Author + information
- John E. Madias, MD⁎ ()
- ↵⁎Division of Cardiology, Elmhurst Hospital Center, 79-01 Broadway, Elmhurst, New York 11373
The important study of Davis et al. (1), published in the June 12, 2012, issue of the Journal, delves into the genetic and hemodynamic underpinnings of pre-hypertension (PH), a precursor of established systemic hypertension with all the morbidity and mortality connotations that are entailed. The cross-sectional twin study of the authors identified a relationship of PH with hereditary influences, rise of norepinephrine secretion, decline in parasympathetic tone, elevation of cardiac contractility (maximal left ventricular dP/dT), increased stroke volume, heart rate, cardiac output and pulse pressure, and failure of the systemic vascular resistance to decline in the face of increased cardiac output, with resultant elevated blood pressure at levels compatible with the definition of PH.
Over 50 years ago, Gorlin et al. (2–5) described the “hyperkinetic heart syndrome,” a new clinical entity characterized by an unexplained primary (as contrasted with all conceivable known secondary causes) rise in stroke volume, cardiac output, pulse pressure, and left ventricular ejection rate, mild systolic hypertension, positive cold pressor test, and increased oxygen consumption, in a group of young, mainly asymptomatic subjects.

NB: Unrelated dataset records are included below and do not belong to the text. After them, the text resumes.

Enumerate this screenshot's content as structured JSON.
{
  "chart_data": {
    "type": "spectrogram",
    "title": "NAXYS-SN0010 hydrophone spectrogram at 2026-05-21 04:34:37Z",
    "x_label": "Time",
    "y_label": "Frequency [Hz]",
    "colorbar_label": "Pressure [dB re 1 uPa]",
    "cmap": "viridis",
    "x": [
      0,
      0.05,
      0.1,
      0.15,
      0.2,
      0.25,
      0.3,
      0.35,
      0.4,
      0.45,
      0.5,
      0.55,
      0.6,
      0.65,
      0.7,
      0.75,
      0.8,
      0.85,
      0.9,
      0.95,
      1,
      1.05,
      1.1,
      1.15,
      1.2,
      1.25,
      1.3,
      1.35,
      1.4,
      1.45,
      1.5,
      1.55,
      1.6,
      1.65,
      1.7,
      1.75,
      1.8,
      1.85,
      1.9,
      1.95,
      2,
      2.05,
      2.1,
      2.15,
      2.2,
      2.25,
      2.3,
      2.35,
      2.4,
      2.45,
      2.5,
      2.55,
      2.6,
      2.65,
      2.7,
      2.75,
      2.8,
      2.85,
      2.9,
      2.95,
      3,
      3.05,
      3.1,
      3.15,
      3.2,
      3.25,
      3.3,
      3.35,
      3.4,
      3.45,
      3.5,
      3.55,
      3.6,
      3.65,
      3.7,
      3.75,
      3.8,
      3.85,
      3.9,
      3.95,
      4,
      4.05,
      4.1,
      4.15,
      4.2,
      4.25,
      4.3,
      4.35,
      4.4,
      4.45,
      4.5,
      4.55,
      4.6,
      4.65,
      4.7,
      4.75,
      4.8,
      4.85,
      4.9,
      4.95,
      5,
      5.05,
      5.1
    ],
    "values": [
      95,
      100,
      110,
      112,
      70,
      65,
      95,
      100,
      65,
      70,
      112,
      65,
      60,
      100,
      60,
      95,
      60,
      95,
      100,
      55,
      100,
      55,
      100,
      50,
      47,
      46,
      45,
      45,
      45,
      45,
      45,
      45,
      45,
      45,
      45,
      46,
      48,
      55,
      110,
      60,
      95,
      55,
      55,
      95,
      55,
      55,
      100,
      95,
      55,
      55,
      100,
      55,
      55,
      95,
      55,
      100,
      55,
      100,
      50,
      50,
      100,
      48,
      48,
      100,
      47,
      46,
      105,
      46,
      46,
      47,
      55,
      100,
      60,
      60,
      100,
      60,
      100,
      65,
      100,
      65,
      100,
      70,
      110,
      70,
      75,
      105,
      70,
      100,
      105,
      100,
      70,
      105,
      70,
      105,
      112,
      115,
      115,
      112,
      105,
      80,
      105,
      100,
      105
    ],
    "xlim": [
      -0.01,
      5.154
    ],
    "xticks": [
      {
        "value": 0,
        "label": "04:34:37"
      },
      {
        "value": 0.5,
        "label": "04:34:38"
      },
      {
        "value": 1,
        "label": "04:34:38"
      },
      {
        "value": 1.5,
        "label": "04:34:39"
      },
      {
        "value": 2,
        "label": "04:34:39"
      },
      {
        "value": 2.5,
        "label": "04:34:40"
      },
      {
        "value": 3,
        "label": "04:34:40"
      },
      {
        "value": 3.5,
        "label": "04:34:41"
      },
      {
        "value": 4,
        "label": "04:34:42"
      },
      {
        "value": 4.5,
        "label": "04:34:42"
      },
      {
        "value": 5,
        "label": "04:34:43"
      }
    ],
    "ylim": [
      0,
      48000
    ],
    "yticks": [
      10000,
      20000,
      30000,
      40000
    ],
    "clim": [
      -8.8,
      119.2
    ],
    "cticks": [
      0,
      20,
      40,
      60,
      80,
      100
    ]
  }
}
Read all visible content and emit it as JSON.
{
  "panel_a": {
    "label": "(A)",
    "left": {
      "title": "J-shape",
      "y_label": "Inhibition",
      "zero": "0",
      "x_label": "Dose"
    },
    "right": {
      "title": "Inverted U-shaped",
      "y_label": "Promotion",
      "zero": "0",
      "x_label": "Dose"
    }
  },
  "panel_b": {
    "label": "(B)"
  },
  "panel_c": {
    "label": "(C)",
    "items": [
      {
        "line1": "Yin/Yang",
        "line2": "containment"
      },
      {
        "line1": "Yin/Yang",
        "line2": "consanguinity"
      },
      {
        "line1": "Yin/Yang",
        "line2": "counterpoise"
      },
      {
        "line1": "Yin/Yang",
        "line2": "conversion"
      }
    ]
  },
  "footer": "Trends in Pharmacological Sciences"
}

The authors attributed the “hyperkinetic heart syndrome” to a “defect in central (neurohumoral) regulation of cardiac output” (4).

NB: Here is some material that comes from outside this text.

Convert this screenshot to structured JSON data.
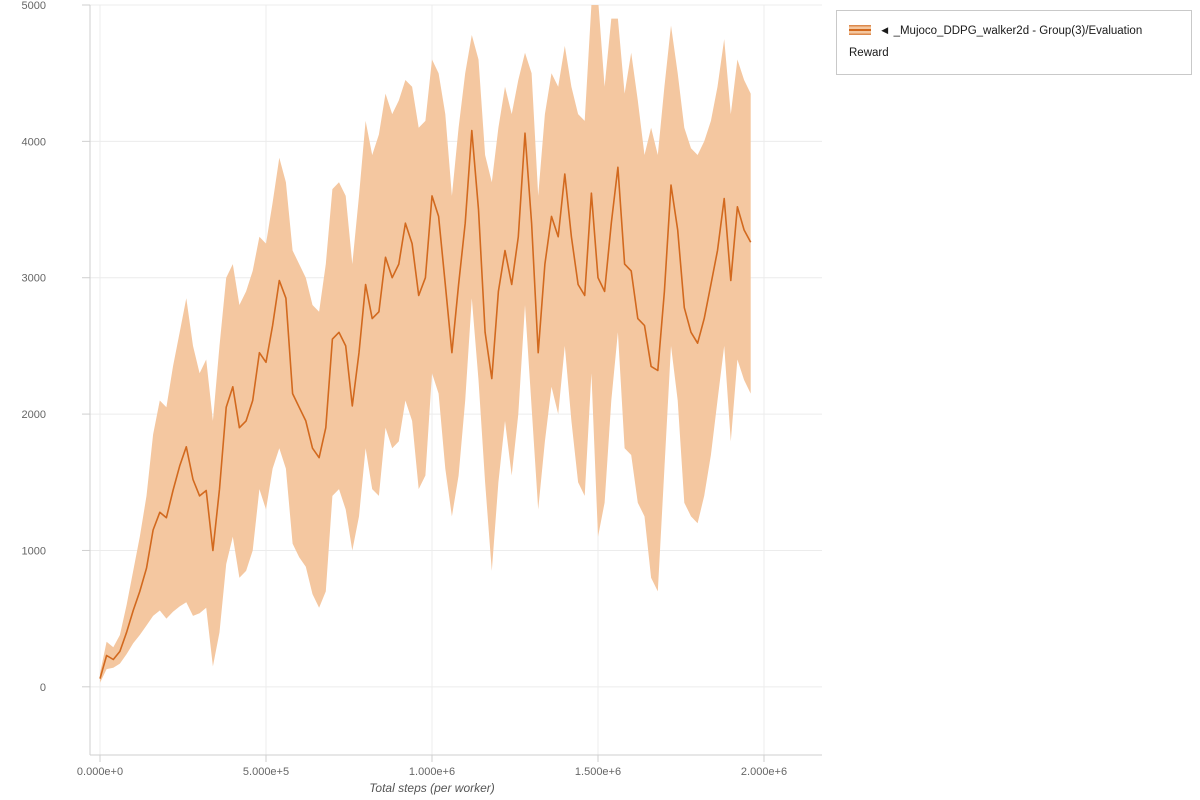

One would surmise, on the basis of the aforementioned, that PH and “hyperkinetic heart syndrome” might have something in common, if they do not represent the same pathophysiological entity. Of note is that Gorlin et al. (5) remarked that “the high prevalence of all forms of hypertension, including systolic, labile, and sustained hypertension in these patients suggests a relationship between hypertension and hyperkinetic circulatory states,” with significant support from the published data. Also they found a “benign short-term and 20-year prognosis in the majority of patients with the idiopathic hyperkinetic heart syndrome” with occasions of regression, although they recommended beta-blockade particularly for patients with hypertension (5). Because Gorlin et al. found a high rate of “flow” murmurs on physical examination of their subjects and electrocardiogram left ventricular hypertrophy (2–5), it might be useful to evaluate the University of California, San Diego twin/family database (1), with regard to the prevalence of these 2 items. Also in view of the follow-up study of the “hyperkinetic heart syndrome” of Gorlin et al. (5), it might be advisable to have a follow-up study of PH in due time to complement the cross-sectional investigation by Davis et al. (1).